Old Drug, New Tricks

Antipsychotic drug fights leukemia in zebrafish model

Treatment with the antipsychotic drug perphenazine (bottom) caused malignant tumor cells to self-destruct in zebrafish engineered to have T-cell acute lymphoblastic leukemia. Image: The Journal of Clinical Investigation

A 50-year-old antipsychotic drug can combat a difficult-to-treat form of acute lymphoblastic leukemia (ALL) in zebrafish, according to new a study led by Harvard Medical School researchers. The drug, perphenazine, works by turning on a cancer-suppressing enzyme called PP2A and causing malignant tumor cells to self-destruct.
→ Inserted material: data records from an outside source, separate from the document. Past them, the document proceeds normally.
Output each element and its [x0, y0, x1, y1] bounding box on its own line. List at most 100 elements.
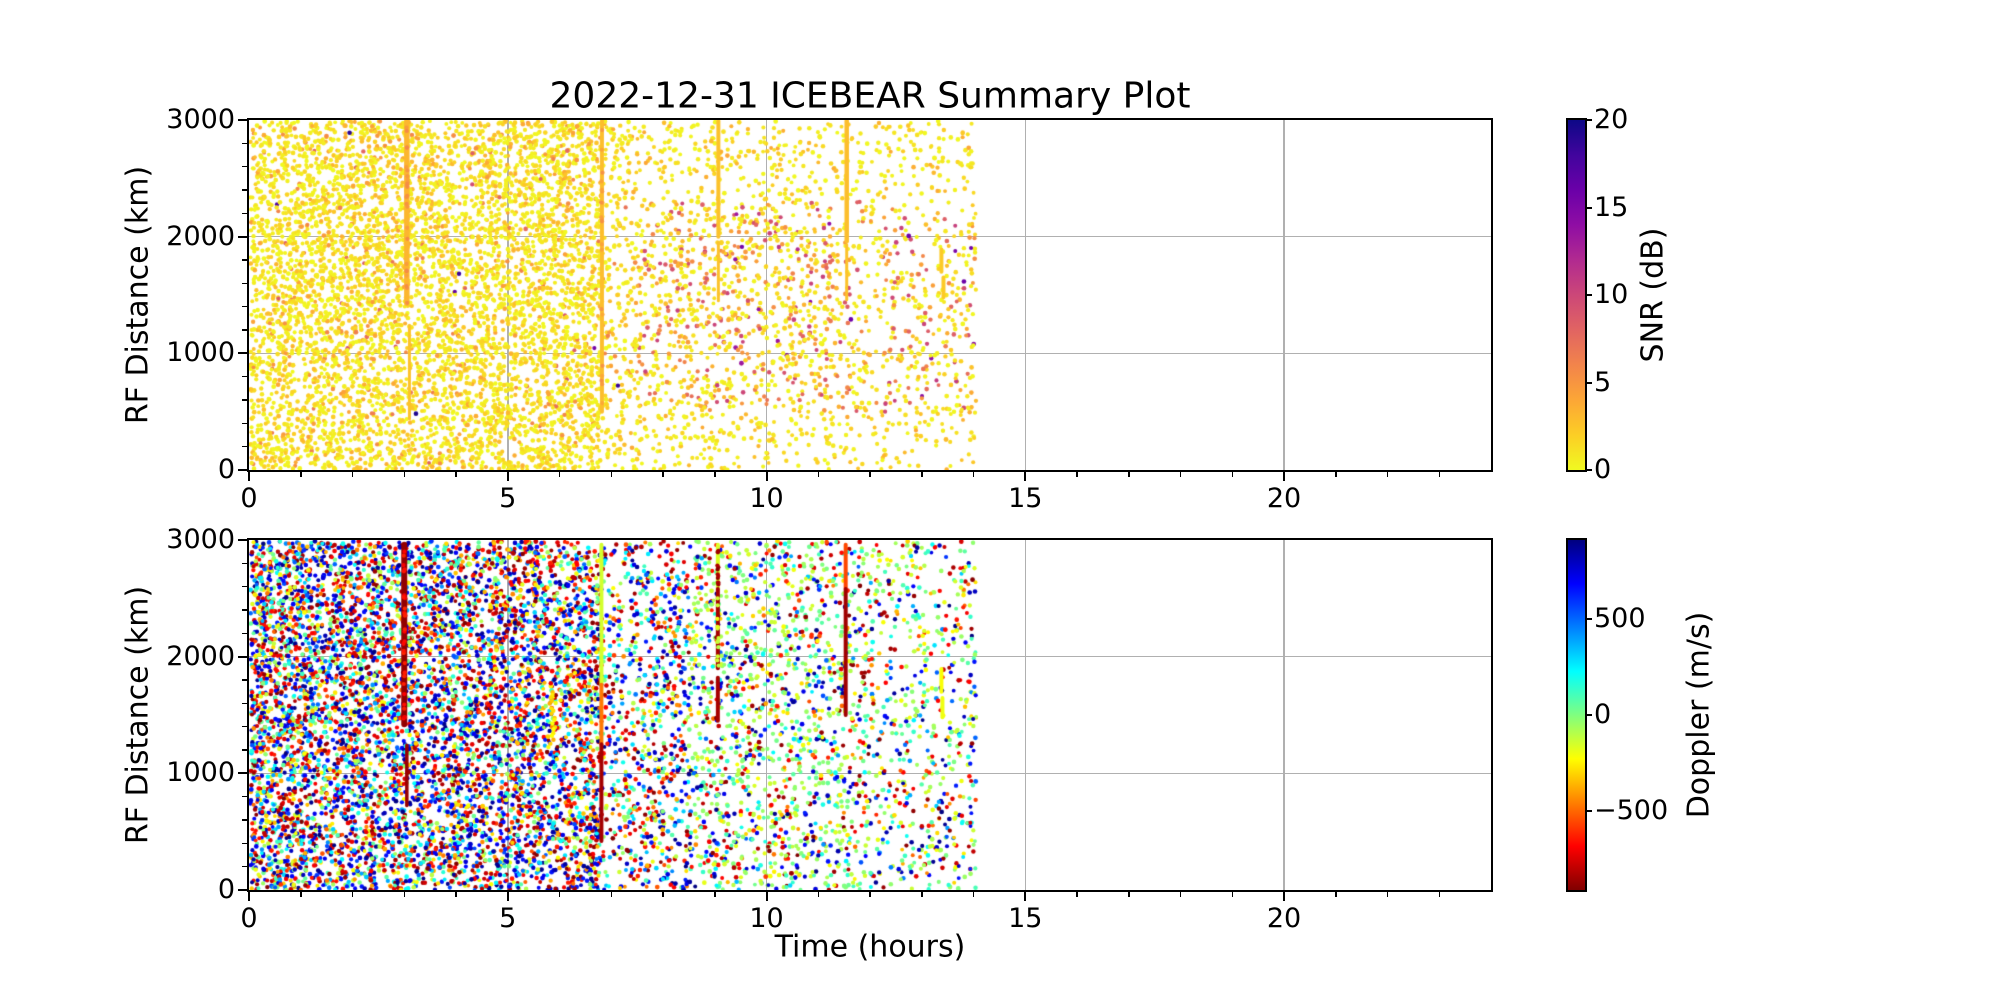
snr-scatter-plot — [247, 118, 1493, 472]
x-minor-tick — [1179, 472, 1182, 477]
x-minor-tick — [1076, 472, 1078, 477]
y-minor-tick — [242, 795, 247, 798]
x-major-tick — [506, 892, 509, 901]
x-minor-tick — [351, 892, 354, 897]
y-minor-tick — [242, 399, 247, 401]
y-minor-tick — [242, 142, 247, 145]
snr-colorbar — [1566, 118, 1587, 472]
y-minor-tick — [242, 422, 247, 425]
y-minor-tick — [242, 632, 247, 635]
x-minor-tick — [817, 892, 819, 897]
doppler-y-axis-label: RF Distance (km) — [120, 585, 156, 845]
y-major-tick — [238, 539, 247, 541]
colorbar-tick — [1585, 381, 1592, 384]
x-minor-tick — [1128, 472, 1130, 477]
doppler-colorbar — [1566, 538, 1587, 892]
colorbar-tick-label: 10 — [1594, 279, 1629, 310]
y-minor-tick — [242, 189, 247, 191]
colorbar-tick — [1585, 809, 1592, 812]
x-minor-tick — [662, 892, 664, 897]
y-major-tick — [238, 235, 247, 238]
x-minor-tick — [403, 892, 405, 897]
y-tick-label: 0 — [217, 454, 235, 485]
x-tick-label: 0 — [240, 903, 258, 934]
x-minor-tick — [921, 472, 923, 477]
x-minor-tick — [455, 892, 457, 897]
y-minor-tick — [242, 282, 247, 285]
x-minor-tick — [1386, 892, 1389, 897]
x-minor-tick — [1335, 892, 1337, 897]
x-minor-tick — [714, 892, 716, 897]
doppler-colorbar-label: Doppler (m/s) — [1681, 611, 1717, 819]
snr-y-axis-label: RF Distance (km) — [120, 165, 156, 425]
x-major-tick — [1024, 472, 1027, 481]
y-minor-tick — [242, 702, 247, 705]
colorbar-tick-label: 20 — [1594, 104, 1629, 135]
colorbar-tick-label: 5 — [1594, 366, 1612, 398]
x-minor-tick — [817, 472, 819, 477]
y-minor-tick — [242, 329, 247, 331]
y-tick-label: 3000 — [166, 524, 235, 555]
x-minor-tick — [972, 892, 975, 897]
x-minor-tick — [351, 472, 354, 477]
x-minor-tick — [869, 892, 871, 897]
x-minor-tick — [662, 472, 664, 477]
x-minor-tick — [714, 472, 716, 477]
x-major-tick — [248, 472, 250, 481]
x-minor-tick — [1231, 472, 1233, 477]
x-major-tick — [1024, 892, 1027, 901]
x-minor-tick — [403, 472, 405, 477]
x-minor-tick — [1386, 472, 1389, 477]
snr-colorbar-label: SNR (dB) — [1635, 227, 1671, 363]
x-major-tick — [765, 892, 768, 901]
y-minor-tick — [242, 165, 247, 168]
y-minor-tick — [242, 749, 247, 751]
x-tick-label: 10 — [749, 483, 784, 514]
x-minor-tick — [921, 892, 923, 897]
y-major-tick — [238, 119, 247, 121]
colorbar-tick-label: 15 — [1594, 191, 1629, 223]
x-tick-label: 5 — [499, 903, 517, 934]
y-major-tick — [238, 655, 247, 658]
y-minor-tick — [242, 212, 247, 215]
x-minor-tick — [972, 472, 975, 477]
x-major-tick — [248, 892, 250, 901]
x-tick-label: 15 — [1008, 903, 1043, 934]
x-minor-tick — [610, 472, 612, 477]
x-minor-tick — [558, 892, 561, 897]
y-minor-tick — [242, 259, 247, 261]
x-minor-tick — [455, 472, 457, 477]
x-minor-tick — [1231, 892, 1233, 897]
colorbar-tick — [1585, 119, 1592, 121]
x-tick-label: 20 — [1266, 903, 1302, 934]
y-minor-tick — [242, 865, 247, 868]
y-minor-tick — [242, 725, 247, 728]
x-axis-label: Time (hours) — [774, 929, 966, 965]
x-major-tick — [765, 472, 768, 481]
colorbar-tick — [1585, 618, 1592, 621]
x-tick-label: 15 — [1008, 483, 1043, 514]
y-major-tick — [238, 772, 247, 775]
y-minor-tick — [242, 585, 247, 588]
x-tick-label: 10 — [749, 903, 784, 934]
x-tick-label: 20 — [1266, 483, 1302, 514]
x-minor-tick — [300, 892, 302, 897]
y-minor-tick — [242, 609, 247, 611]
doppler-scatter-plot — [247, 538, 1493, 892]
x-minor-tick — [300, 472, 302, 477]
colorbar-tick-label: 500 — [1594, 603, 1646, 635]
chart-title: 2022-12-31 ICEBEAR Summary Plot — [549, 75, 1191, 117]
y-tick-label: 2000 — [166, 220, 235, 252]
y-minor-tick — [242, 445, 247, 448]
x-minor-tick — [869, 472, 871, 477]
y-tick-label: 1000 — [166, 757, 235, 789]
x-minor-tick — [1438, 892, 1440, 897]
colorbar-tick-label: −500 — [1594, 794, 1669, 826]
y-minor-tick — [242, 305, 247, 308]
x-tick-label: 5 — [499, 483, 517, 514]
snr-scatter-canvas — [249, 120, 1491, 470]
x-major-tick — [1283, 892, 1285, 901]
x-minor-tick — [1438, 472, 1440, 477]
x-minor-tick — [610, 892, 612, 897]
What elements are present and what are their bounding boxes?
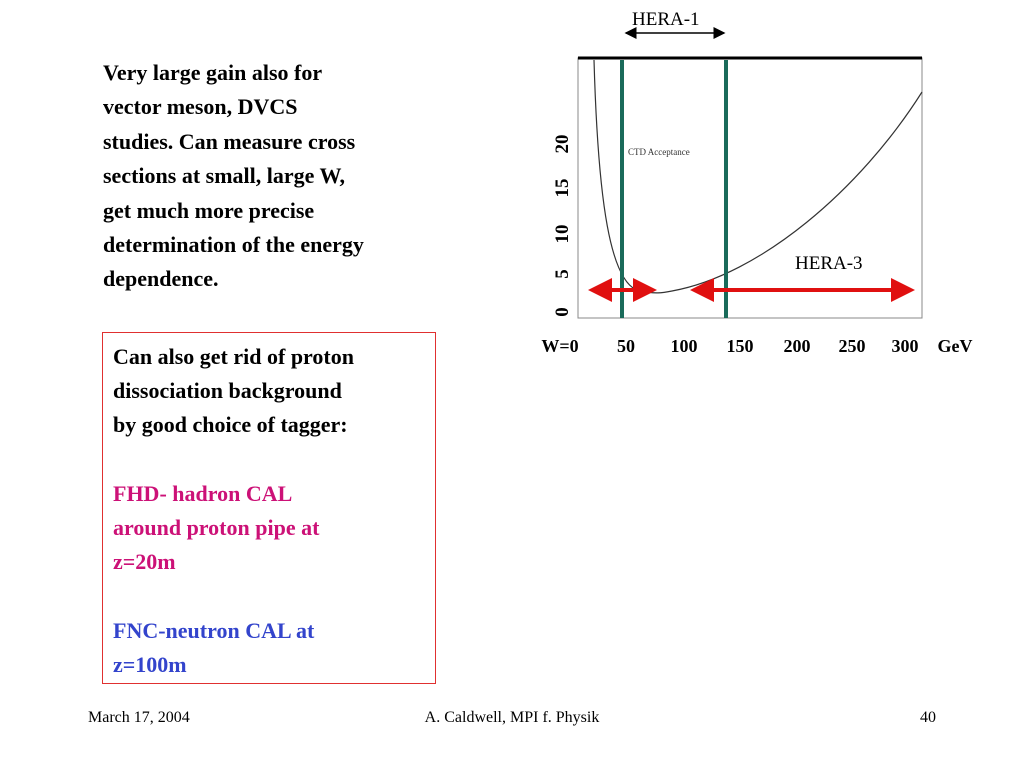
y-label: 0: [552, 307, 573, 317]
x-label: W=0: [541, 336, 578, 356]
text-line: Can also get rid of proton: [113, 344, 354, 369]
hera3-label: HERA-3: [795, 253, 863, 274]
x-label: 50: [617, 336, 635, 356]
text-line: dependence.: [103, 266, 219, 292]
text-line: Very large gain also for: [103, 60, 323, 85]
footer-date: March 17, 2004: [88, 709, 190, 726]
figure: CTD Acceptance HERA-1 HERA-3 0 5 10 15 20 W=…: [541, 9, 973, 356]
text-line: vector meson, DVCS: [103, 94, 298, 120]
text-line: z=20m: [113, 549, 176, 575]
text-line: determination of the energy: [103, 232, 364, 258]
x-label: 200: [784, 336, 811, 356]
curve: [593, 59, 923, 294]
text-line: FHD- hadron CAL: [113, 480, 293, 506]
y-label: 10: [552, 225, 573, 244]
text-line: around proton pipe at: [113, 515, 320, 540]
x-label: 250: [839, 336, 866, 356]
y-label: 15: [552, 179, 573, 198]
y-label: 5: [552, 269, 573, 279]
acceptance-label: CTD Acceptance: [628, 147, 690, 157]
text-line: sections at small, large W,: [103, 163, 345, 189]
text-line: FNC-neutron CAL at: [113, 617, 315, 643]
intro-text: Very large gain also for vector meson, DV…: [103, 56, 364, 297]
x-label: 300: [892, 336, 919, 356]
plot-frame: [577, 57, 923, 319]
hera1-label: HERA-1: [632, 9, 700, 30]
x-label: GeV: [938, 336, 973, 356]
tagger-box: [102, 332, 436, 684]
x-label: 100: [671, 336, 698, 356]
text-line: z=100m: [113, 651, 187, 677]
y-label: 20: [552, 135, 573, 154]
text-line: dissociation background: [113, 378, 342, 404]
tagger-text: Can also get rid of proton dissociation b…: [113, 340, 354, 682]
text-line: get much more precise: [103, 197, 315, 223]
text-line: studies. Can measure cross: [103, 128, 356, 154]
footer-author: A. Caldwell, MPI f. Physik: [424, 709, 600, 726]
footer-page: 40: [920, 709, 936, 726]
x-label: 150: [727, 336, 754, 356]
text-line: by good choice of tagger:: [113, 412, 348, 438]
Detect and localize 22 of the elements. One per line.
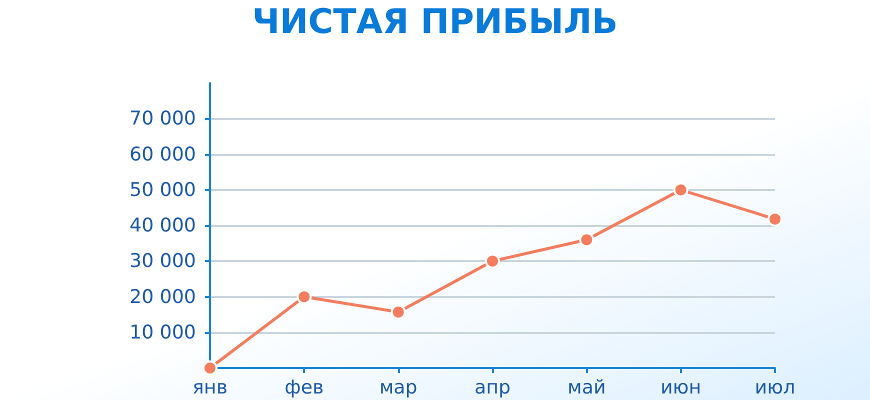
y-tick-label: 70 000	[130, 108, 196, 130]
point	[296, 289, 312, 304]
point	[579, 232, 594, 248]
y-tick-label: 30 000	[130, 250, 196, 272]
y-tick-label: 20 000	[130, 286, 196, 308]
point	[202, 360, 218, 376]
x-tick-label: июл	[754, 376, 796, 398]
point	[485, 254, 500, 269]
x-tick-label: июн	[660, 376, 702, 398]
x-tick-label: май	[568, 376, 606, 398]
chart-title: ЧИСТАЯ ПРИБЫЛЬ	[252, 2, 618, 42]
point	[768, 212, 782, 227]
x-tick-label: фев	[284, 376, 324, 398]
point	[390, 304, 406, 320]
y-tick-label: 60 000	[130, 143, 196, 166]
x-tick-label: апр	[474, 376, 511, 398]
y-tick-label: 40 000	[130, 214, 196, 236]
y-tick-label: 50 000	[130, 178, 196, 201]
point	[673, 182, 688, 198]
x-tick-label: янв	[192, 376, 228, 398]
x-tick-label: мар	[379, 376, 418, 398]
y-tick-label: 10 000	[130, 321, 196, 344]
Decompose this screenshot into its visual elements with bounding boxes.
The study provides a prime example of finding new uses for older drugs. The findings also suggest that developing drugs that activate PP2A while avoiding perphenazine's psychotropic effects could help clinicians make much-needed headway against T-cell ALL and perhaps other tumors as well.

The results were published Jan. 9 in the Journal of Clinical Investigation.

T-cell ALL, or T-ALL, is rarer and more aggressive than the B-cell form of ALL and has a relatively poor prognosis. Despite improvements in the treatments available, 20 percent of children and more than 50 percent of adults diagnosed with T-ALL succumb to it.

To identify possible new treatment options, a study team led by Alejandro Gutierrez and A. Thomas Look of Dana-Farber/Boston Children's Cancer and Blood Disorders Center and Jon Aster of Dana-Farber Cancer Institute and Brigham and Women's Hospital screened a library of 4,880 compounds—including FDA-approved drugs whose patents had expired, small molecules and natural products—in a zebrafish model of T-ALL.

Strategies that identify new uses for existing drugs have grown in popularity in recent years as a way of quickly developing new disease therapies. Zebrafish models are cost-effective platforms for rapidly conducting drug screens as well as basic stem cell, genetic, cancer and developmental research.

"We wanted to see if there were drugs or known bioactive molecules that are active against T-ALL that hadn't been tested yet," said Look, HMS professor of pediatrics at Dana-Farber. "There may be drugs available for other indications that could be readily repurposed if we can show activity."

One of the strongest hits in the zebrafish screen was the drug perphenazine. It is a member of the phenothiazines, a family of antipsychotic medications that can block dopamine receptors.

The team verified perphenazine's anti-leukemic potential in vitro in several mouse and human T-ALL cell lines. Biochemical studies indicated that perphenazine's anti-tumor activity is independent of its psychotropic activity, and that it attacks T-ALL cells by turning on PP2A.

The fact that perphenazine works by reactivating a protein shut down in cancer cells is itself notable in the drug development field.

"We rarely find potential drug molecules that activate an enzyme," said Gutierrez, HMS assistant professor of pediatrics at Boston Children’s. "Most new drugs deactivate some protein or signal that the cancer cell requires to survive. But, here, perphenazine is restoring the activity of PP2A in the T-ALL cell."

The team is now working to better understand the interactions between PP2A and perphenazine. They also want to search for or develop molecules that bind to and activate the enzyme more tightly and specifically to avoid perphenazine's psychiatric effects.

"The challenge is to use medicinal chemistry to develop new PP2A inhibitors similar to perphenazine and the other phenothiazines, but to dial down dopamine interactions and accentuate those with PP2A," said Look.

The researchers see future PP2A inhibitors not as magic bullets but as potentially important additions to the oncologist's arsenal when treating patients with T-ALL.

"T-ALL patients are often on the borderline between a long remission and a cure," Look said. "If we can push the leukemia cells a little harder, we may get more patients who are actually cured. In this way, PP2A inhibitors may, in combination with other drugs, make a real difference for patients."

The benefits of PP2A-activating drugs could extend beyond T-ALL.

"The proteins that PP2A suppresses, such as Myc and Akt, are involved in many tumors," Look noted. "We are optimistic that PP2A activators will have quite broad activity against different kinds of cancer, and we're anxious to study the pathway in other malignancies as well."

This study was supported by the National Cancer Institute (grant numbers K08CA133103 and P01CA109901), the Leukemia and Lymphoma Society, the William Lawrence Blanche Hughes Foundation, the Bear Necessities Foundation, the Ligue Nationale contre le Cancer, Association Laurette Fugain, Institut National du Cancer (INCA), Universités Paris Diderot and Paris Sud, INSERM, CEA and Canceropole Ile de France, European Union's Seventh Framework Programme and the American Society of Hematology.

Adapted from a Dana-Farber/Boston Children’s Cancer and Blood Disorders Center news release.